Minggu, 18 Februari 2018

# Cerita Boga

Mendoan, Oleh-oleh Khas Purwokerto


Minggu lalu saya dapat oleh-oleh dari Purwokerto. Dilihat dari kemasannya saya menebak pasti gethuk goreng Sukaraja karena terbungkus besek (wadah dari bambu). Tapi setelah dibuka, ulala...ternyata isinya masih terbungkus daun pisang. Di dalam besek juga disediakan sebotol sambal kecap dan tepung serba guna. Ehm... apa ya? Saya membaca lembar petunjuk. Dan... ouch, ternyata si penggoda lidah: Tempe. 


Baru kali ini saya mendapat oleh-oleh tempe yang masih terbungkus daun –belum matang- lengkap dengan tepung untuk menggoreng dan sambal kecap. Biasanya saya membeli tempe mendoan matang di lapak-lapak penjual aneka gorengan, karena membuat tempe mendoan sendiri, rasa dan rupanya tak seenak dan seelok bila dibandingkan dengan membeli. Satu besek berisi 10 bungkus tempe. Setiap bungkus terdiri dari 2 lembar tempe tipis dan lebar, kira-kira seukuran kartu pos.
Sebelum dieksekusi menjadi gorengan lezat, tempe dijejer / iler di meja dalam keadaan tetap terbungkus. Mungkin menunggu proses fermentasi berlangsung optimal. Sesuai dengan petunjuk, tempe baru bisa digoreng keesokan harinya.
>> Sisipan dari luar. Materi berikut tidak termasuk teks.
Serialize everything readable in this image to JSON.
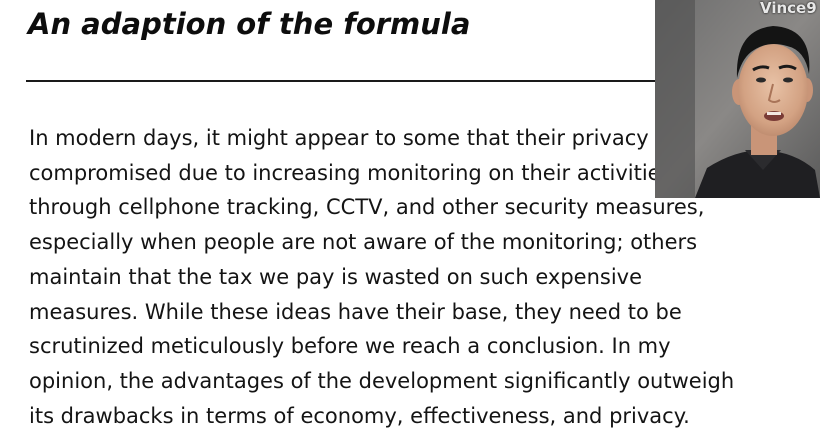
{
  "slide": {
    "title": "An adaption of the formula",
    "body_lines": [
      "In modern days, it might appear to some that their privacy is",
      "compromised due to increasing monitoring on their activities",
      "through cellphone tracking, CCTV, and other security measures,",
      "especially when people are not aware of the monitoring; others",
      "maintain that the tax we pay is wasted on such expensive",
      "measures. While these ideas have their base, they need to be",
      "scrutinized meticulously before we reach a conclusion. In my",
      "opinion, the advantages of the development significantly outweigh",
      "its drawbacks in terms of economy, effectiveness, and privacy."
    ]
  },
  "webcam": {
    "name_label": "Vince9"
  },
  "colors": {
    "background": "#ffffff",
    "text": "#141414",
    "rule": "#1a1a1a"
  }
}
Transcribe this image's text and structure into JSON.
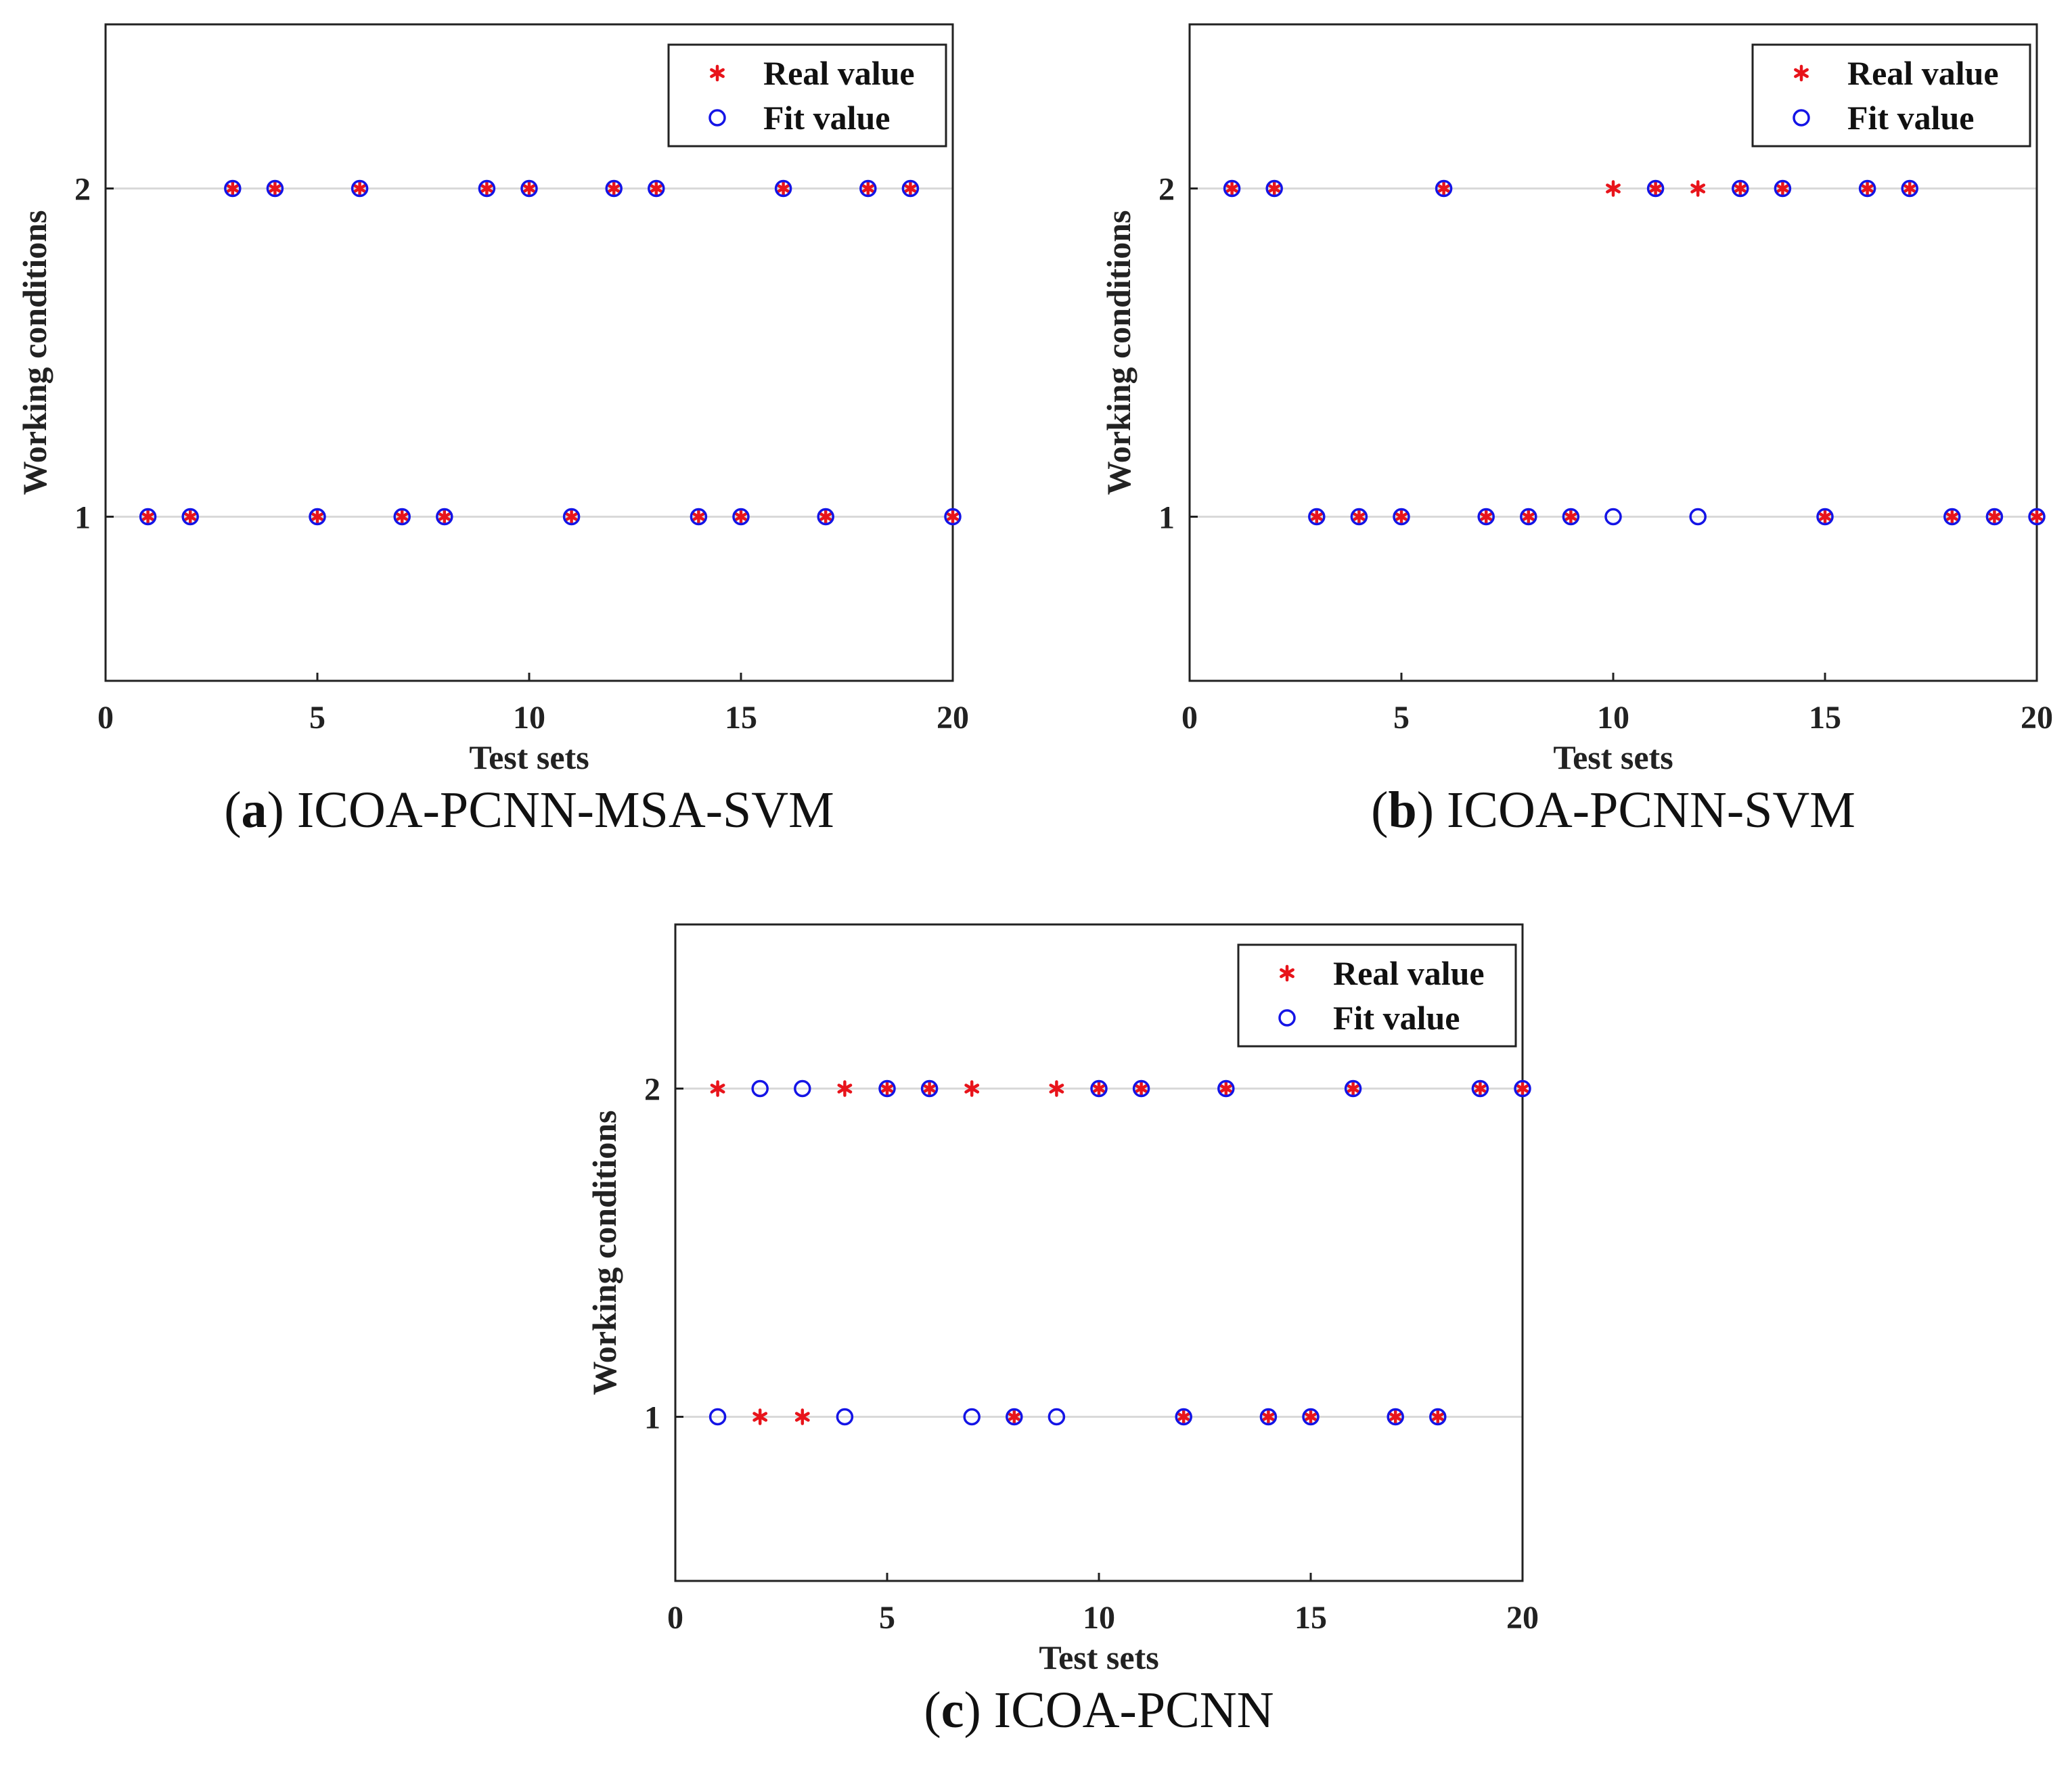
{
  "chart_data": [
    {
      "type": "scatter",
      "caption_letter": "a",
      "caption_text": "ICOA-PCNN-MSA-SVM",
      "xlabel": "Test sets",
      "ylabel": "Working conditions",
      "xlim": [
        0,
        20
      ],
      "ylim": [
        0.5,
        2.5
      ],
      "xticks": [
        0,
        5,
        10,
        15,
        20
      ],
      "yticks": [
        1,
        2
      ],
      "grid": "horizontal-at-ticks",
      "legend_position": "top-right",
      "series": [
        {
          "name": "Real value",
          "marker": "asterisk",
          "color": "#e8141b",
          "x": [
            1,
            2,
            3,
            4,
            5,
            6,
            7,
            8,
            9,
            10,
            11,
            12,
            13,
            14,
            15,
            16,
            17,
            18,
            19,
            20
          ],
          "y": [
            1,
            1,
            2,
            2,
            1,
            2,
            1,
            1,
            2,
            2,
            1,
            2,
            2,
            1,
            1,
            2,
            1,
            2,
            2,
            1
          ]
        },
        {
          "name": "Fit value",
          "marker": "circle",
          "color": "#1414e6",
          "x": [
            1,
            2,
            3,
            4,
            5,
            6,
            7,
            8,
            9,
            10,
            11,
            12,
            13,
            14,
            15,
            16,
            17,
            18,
            19,
            20
          ],
          "y": [
            1,
            1,
            2,
            2,
            1,
            2,
            1,
            1,
            2,
            2,
            1,
            2,
            2,
            1,
            1,
            2,
            1,
            2,
            2,
            1
          ]
        }
      ]
    },
    {
      "type": "scatter",
      "caption_letter": "b",
      "caption_text": "ICOA-PCNN-SVM",
      "xlabel": "Test sets",
      "ylabel": "Working conditions",
      "xlim": [
        0,
        20
      ],
      "ylim": [
        0.5,
        2.5
      ],
      "xticks": [
        0,
        5,
        10,
        15,
        20
      ],
      "yticks": [
        1,
        2
      ],
      "grid": "horizontal-at-ticks",
      "legend_position": "top-right",
      "series": [
        {
          "name": "Real value",
          "marker": "asterisk",
          "color": "#e8141b",
          "x": [
            1,
            2,
            3,
            4,
            5,
            6,
            7,
            8,
            9,
            10,
            11,
            12,
            13,
            14,
            15,
            16,
            17,
            18,
            19,
            20
          ],
          "y": [
            2,
            2,
            1,
            1,
            1,
            2,
            1,
            1,
            1,
            2,
            2,
            2,
            2,
            2,
            1,
            2,
            2,
            1,
            1,
            1
          ]
        },
        {
          "name": "Fit value",
          "marker": "circle",
          "color": "#1414e6",
          "x": [
            1,
            2,
            3,
            4,
            5,
            6,
            7,
            8,
            9,
            10,
            11,
            12,
            13,
            14,
            15,
            16,
            17,
            18,
            19,
            20
          ],
          "y": [
            2,
            2,
            1,
            1,
            1,
            2,
            1,
            1,
            1,
            1,
            2,
            1,
            2,
            2,
            1,
            2,
            2,
            1,
            1,
            1
          ]
        }
      ]
    },
    {
      "type": "scatter",
      "caption_letter": "c",
      "caption_text": "ICOA-PCNN",
      "xlabel": "Test sets",
      "ylabel": "Working conditions",
      "xlim": [
        0,
        20
      ],
      "ylim": [
        0.5,
        2.5
      ],
      "xticks": [
        0,
        5,
        10,
        15,
        20
      ],
      "yticks": [
        1,
        2
      ],
      "grid": "horizontal-at-ticks",
      "legend_position": "top-right",
      "series": [
        {
          "name": "Real value",
          "marker": "asterisk",
          "color": "#e8141b",
          "x": [
            1,
            2,
            3,
            4,
            5,
            6,
            7,
            8,
            9,
            10,
            11,
            12,
            13,
            14,
            15,
            16,
            17,
            18,
            19,
            20
          ],
          "y": [
            2,
            1,
            1,
            2,
            2,
            2,
            2,
            1,
            2,
            2,
            2,
            1,
            2,
            1,
            1,
            2,
            1,
            1,
            2,
            2
          ]
        },
        {
          "name": "Fit value",
          "marker": "circle",
          "color": "#1414e6",
          "x": [
            1,
            2,
            3,
            4,
            5,
            6,
            7,
            8,
            9,
            10,
            11,
            12,
            13,
            14,
            15,
            16,
            17,
            18,
            19,
            20
          ],
          "y": [
            1,
            2,
            2,
            1,
            2,
            2,
            1,
            1,
            1,
            2,
            2,
            1,
            2,
            1,
            1,
            2,
            1,
            1,
            2,
            2
          ]
        }
      ]
    }
  ]
}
Jika tidak digoreng pada hari tersebut,tempe yang masih terbungkus daun dimasukkan kulkas dan tempe masih bisa bertahan sampai dua hari ke depan. 



Nah, waktunya menggoreng tempe mendoan. Tepung berbumbu diencerkan dengan air. Sebagai pelengkap dan menambah cita rasa, bisa tambahkan onclang yang diiris tipis. Lalu tempe dimasukkan dalam adonan tepung dan digoreng deep frying dalam minyak panas sreng... cukup setengah matang, angkat lalu tiriskan. Tempe mendoan hangat siap disantap. Dinikmati bersama gigitan cabe menambah kelezatan, dicocol dengan sambal kecap pun lezat.

Karena  tempe yang belum matang masih banyak, maka saya mencoba menggoreng tempe dengan berbagai variasi. Digoreng jadi mendoan, digoreng begitu saja tanpa balutan tepung pun tak kalah lezat. Makin lezat jika dinikmati selagi panas. Kriuknya terasa. Ada juga yang saya goreng dengan balutan tepung encer dan tipis. Rasa dan rupa seperti tempe keripik. Ah, yang namanya tempe memang menggoda lidah. 



Eh tapi, mengapa ya bisa dinamakan Mendoan? Ternyata nama Mendoan berasal dari kata “mendo” yang artinya setengah matang. Makanya proses penggorengannya pun setengah matang. Oleh-oleh ini gampang didapatkan di warung-warung tradisional di wilayah eks karesidenan Banyumas. Praktis, karena kita bisa memberinya dalam kondisi tempe belum matang sempurna, sehingga bisa dijadikan oleh-oleh. Selain itu tambahan sambal kecap dan tepung bumbu juga memudahkan untuk mengeksekusinya menjadi hidangan yang lezat disantap menemani secangkir teh.

5 komentar:

  1. ini enak banget, mbaaaak. aku sering beli di S. Indo. hehehe..kadang aku malah tepungnya tak campur telor, biar makin kriuk. hihi..

    BalasHapus
  2. Suka banget mendoan, tp kalo purwokerto mendoannya agak lemes ga kriuk ya, aku lbh suka yang garing kriuk

    BalasHapus
  3. Tempe mendoan selalu jadi camilan favorit aku mbak. Lebih enak lagi saat menyantap soto ditambah tempe mendoan. Mantap pokoknya.